Eine Buchrezension von Christoph Markschies zu „Warum Kirche?“ von Hans Joas

Von Christoph Markschies

Hans Joas ist prominenter (Religions-)Soziologe und seit seiner Emeritierung Ernst-Troeltsch-Professor an der Theologischen Fakultät der Humboldt-Universität zu Berlin.

In seinem jüngsten Buch beantwortet er zwei Fragen, die einerseits schon lange gestellt werden, sich andererseits in der unmittelbaren Gegenwart vielleicht noch viel mehr aufdrängen als je zuvor – nicht nur für katholische Christenmenschen. 

Die eine Frage lautet, ob es noch weiter in nennenswertem Umfang Religion geben wird und die andere, ob es dazu noch eine verfasste Kirche braucht. Im Zusammenhang des gerade beendeten Katholikentags war gar von einer „Kernschmelze“ des katholischen Christentums die Rede, auch bedingt durch den vielfachen Missbrauch, verübt und vertuscht durch Amtsträger. 

Eine solche Untergangsstimmung prägt das Buch nicht. Es besteht aus Aufsätzen, die die beiden grundlegenden Fragen eher umkreisen. Joas wirbt für eine Kirchenreform, die die synodalen Strukturen stärkt. Er setzt sich aber auch mit der klassischen Religionssoziologie eines Ernst Troeltsch auseinander. Er problematisiert die Rede von einer einlinigen Säkularisierung durch einen klugen internationalen Vergleich. Er fragt nach der Besonderheit heiliger Räume und ritueller Vollzüge und stellt prominente Konvertiten der Gegenwart vor. Am Ende verteidigt Joas noch einmal pointiert sein Votum dagegen, Kirche vor allem als Moralagentur zu bestimmen, gegen katholische wie evangelische Kritiker. 

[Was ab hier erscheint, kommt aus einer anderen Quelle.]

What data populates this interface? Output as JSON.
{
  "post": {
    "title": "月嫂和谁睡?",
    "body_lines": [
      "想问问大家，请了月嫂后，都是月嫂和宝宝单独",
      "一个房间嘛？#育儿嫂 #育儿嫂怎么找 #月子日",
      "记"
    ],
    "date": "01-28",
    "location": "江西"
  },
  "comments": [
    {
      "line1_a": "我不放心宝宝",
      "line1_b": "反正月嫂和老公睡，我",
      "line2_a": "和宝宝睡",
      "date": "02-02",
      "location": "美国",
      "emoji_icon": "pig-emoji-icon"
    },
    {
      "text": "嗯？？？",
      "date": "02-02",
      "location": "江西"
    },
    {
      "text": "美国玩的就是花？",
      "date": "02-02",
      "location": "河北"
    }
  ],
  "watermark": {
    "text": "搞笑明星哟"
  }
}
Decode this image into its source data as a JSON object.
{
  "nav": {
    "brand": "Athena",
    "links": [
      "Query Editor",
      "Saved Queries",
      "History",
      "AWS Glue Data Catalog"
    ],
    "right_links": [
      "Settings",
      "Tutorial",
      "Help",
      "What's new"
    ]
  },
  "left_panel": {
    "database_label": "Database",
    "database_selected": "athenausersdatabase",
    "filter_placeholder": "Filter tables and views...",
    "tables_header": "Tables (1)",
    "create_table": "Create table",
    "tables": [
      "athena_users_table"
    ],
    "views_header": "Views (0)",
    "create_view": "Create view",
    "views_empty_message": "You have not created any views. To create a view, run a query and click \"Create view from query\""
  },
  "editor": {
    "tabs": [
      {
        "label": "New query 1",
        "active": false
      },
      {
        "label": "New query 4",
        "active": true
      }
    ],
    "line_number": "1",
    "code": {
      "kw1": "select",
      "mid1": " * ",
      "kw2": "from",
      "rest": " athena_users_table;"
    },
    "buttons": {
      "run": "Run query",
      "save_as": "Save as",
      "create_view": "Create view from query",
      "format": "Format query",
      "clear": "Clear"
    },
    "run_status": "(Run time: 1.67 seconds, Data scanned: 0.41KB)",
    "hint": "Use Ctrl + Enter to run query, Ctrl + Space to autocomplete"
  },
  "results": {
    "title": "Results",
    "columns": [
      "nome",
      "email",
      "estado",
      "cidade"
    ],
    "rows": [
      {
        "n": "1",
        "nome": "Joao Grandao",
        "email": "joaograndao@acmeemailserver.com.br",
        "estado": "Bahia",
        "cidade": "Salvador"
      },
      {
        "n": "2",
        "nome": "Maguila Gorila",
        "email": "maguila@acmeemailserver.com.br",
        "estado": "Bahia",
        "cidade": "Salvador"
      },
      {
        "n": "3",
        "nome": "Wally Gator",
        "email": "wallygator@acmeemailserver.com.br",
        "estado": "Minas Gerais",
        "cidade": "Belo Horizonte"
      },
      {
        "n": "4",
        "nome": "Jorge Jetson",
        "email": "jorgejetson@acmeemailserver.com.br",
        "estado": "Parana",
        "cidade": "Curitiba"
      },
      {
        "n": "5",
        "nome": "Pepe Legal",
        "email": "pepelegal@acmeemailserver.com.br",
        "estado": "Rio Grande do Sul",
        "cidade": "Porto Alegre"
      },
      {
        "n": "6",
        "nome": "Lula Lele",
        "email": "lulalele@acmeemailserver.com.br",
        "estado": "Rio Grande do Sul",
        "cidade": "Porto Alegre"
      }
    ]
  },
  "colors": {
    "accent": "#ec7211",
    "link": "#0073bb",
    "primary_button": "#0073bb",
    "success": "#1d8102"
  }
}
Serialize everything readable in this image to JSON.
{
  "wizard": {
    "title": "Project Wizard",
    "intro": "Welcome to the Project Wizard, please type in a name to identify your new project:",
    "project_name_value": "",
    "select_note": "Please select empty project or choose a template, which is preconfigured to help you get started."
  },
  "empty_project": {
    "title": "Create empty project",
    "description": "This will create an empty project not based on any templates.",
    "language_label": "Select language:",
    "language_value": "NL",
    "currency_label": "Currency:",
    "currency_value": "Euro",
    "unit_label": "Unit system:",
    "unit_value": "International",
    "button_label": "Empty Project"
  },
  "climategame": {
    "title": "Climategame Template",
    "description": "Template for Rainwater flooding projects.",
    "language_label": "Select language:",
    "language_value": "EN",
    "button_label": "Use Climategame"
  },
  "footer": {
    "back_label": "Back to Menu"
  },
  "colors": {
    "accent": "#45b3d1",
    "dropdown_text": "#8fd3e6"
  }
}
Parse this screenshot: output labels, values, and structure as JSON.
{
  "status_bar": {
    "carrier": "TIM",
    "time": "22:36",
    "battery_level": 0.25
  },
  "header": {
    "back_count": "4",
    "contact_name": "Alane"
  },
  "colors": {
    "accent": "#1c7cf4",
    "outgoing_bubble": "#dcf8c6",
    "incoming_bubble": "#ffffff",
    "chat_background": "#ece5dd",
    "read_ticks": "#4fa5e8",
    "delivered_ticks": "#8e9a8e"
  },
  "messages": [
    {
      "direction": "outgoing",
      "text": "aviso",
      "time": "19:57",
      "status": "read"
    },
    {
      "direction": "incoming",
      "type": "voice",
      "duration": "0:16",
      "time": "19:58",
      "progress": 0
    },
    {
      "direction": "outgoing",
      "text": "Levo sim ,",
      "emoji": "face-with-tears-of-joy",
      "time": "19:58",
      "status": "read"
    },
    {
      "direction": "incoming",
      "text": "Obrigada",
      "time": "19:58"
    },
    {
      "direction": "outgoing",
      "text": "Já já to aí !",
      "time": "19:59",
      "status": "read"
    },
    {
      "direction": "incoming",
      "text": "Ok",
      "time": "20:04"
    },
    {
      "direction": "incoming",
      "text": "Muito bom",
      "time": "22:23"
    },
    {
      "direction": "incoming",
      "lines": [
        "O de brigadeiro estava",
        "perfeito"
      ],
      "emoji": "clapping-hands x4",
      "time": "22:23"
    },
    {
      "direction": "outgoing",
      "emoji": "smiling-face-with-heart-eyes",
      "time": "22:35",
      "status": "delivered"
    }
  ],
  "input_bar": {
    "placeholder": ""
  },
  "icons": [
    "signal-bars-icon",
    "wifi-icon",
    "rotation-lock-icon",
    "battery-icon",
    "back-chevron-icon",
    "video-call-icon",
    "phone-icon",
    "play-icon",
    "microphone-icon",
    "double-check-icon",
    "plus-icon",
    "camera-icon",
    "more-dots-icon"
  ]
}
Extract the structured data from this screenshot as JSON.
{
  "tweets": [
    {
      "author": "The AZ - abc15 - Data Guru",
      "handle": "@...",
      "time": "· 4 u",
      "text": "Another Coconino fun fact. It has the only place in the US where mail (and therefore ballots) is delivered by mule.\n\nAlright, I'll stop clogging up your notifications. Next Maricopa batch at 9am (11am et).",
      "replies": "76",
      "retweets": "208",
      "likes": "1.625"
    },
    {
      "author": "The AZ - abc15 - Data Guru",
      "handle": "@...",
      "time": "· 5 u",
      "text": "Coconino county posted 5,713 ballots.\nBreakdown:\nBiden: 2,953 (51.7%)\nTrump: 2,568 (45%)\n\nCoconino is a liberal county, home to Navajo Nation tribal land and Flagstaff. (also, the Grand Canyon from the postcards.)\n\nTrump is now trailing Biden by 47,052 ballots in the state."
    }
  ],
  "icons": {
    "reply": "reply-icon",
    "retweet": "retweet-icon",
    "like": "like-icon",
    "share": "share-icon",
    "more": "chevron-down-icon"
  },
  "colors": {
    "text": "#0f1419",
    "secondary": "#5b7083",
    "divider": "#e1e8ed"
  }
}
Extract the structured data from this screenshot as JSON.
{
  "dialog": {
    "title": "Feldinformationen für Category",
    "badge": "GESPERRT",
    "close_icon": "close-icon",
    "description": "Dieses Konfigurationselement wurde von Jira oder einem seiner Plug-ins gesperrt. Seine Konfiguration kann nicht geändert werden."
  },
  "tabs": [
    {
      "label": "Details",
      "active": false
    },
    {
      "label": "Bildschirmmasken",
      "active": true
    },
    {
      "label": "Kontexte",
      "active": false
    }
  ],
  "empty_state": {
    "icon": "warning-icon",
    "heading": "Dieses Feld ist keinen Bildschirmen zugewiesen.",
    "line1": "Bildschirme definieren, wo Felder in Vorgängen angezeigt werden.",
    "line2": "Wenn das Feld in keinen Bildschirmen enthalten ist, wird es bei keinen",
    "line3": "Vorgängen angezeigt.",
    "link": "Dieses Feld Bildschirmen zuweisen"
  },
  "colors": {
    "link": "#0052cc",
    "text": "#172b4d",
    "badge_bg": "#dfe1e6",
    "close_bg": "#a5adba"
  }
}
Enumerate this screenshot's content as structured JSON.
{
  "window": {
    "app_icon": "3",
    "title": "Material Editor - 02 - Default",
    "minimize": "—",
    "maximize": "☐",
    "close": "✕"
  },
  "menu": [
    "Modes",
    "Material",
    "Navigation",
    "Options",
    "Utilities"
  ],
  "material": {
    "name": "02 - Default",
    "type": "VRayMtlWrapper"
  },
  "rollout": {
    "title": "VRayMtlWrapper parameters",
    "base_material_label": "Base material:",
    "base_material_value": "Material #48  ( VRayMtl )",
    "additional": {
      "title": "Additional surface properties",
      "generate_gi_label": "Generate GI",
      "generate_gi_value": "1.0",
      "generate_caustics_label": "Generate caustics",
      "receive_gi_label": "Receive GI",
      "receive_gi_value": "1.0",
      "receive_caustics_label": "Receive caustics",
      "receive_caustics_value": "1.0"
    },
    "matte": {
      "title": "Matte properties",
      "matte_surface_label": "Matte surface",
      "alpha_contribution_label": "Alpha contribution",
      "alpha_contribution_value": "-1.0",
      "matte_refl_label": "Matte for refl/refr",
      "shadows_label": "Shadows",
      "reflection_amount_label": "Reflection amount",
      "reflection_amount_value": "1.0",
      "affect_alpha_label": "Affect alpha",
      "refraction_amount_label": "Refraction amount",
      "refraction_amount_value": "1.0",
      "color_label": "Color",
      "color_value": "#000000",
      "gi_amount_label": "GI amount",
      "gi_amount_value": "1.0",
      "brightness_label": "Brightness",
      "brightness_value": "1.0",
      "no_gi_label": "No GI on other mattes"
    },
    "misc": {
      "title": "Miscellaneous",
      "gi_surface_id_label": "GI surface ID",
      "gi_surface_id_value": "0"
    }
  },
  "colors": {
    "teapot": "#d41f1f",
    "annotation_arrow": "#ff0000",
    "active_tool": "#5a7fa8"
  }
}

Das Buch ist auch für Protestanten interessant: Wir hören die Stimme eines engagierten katholischen Christen, der angesichts von notwendiger Reform nach dem bleibenden Charakter von Kirche fragt und deutsche Befindlichkeiten im internationalen Kontext ansieht. Dieser Ansatz bei der Kirche ist für evangelische Christen vielleicht unvertraut, weil wir gern bei den Einzelnen ansetzen – aber das Buch hilft, katholische Geschwister und die Mühen ihres „Synodalen Wegs“ besser zu verstehen.

Hans Joas, Warum Kirche? Selbstoptimierung oder Glaubensgemeinschaft, Herder-Verlag, Freiburg 2022, 240 Seiten, 22 Euro.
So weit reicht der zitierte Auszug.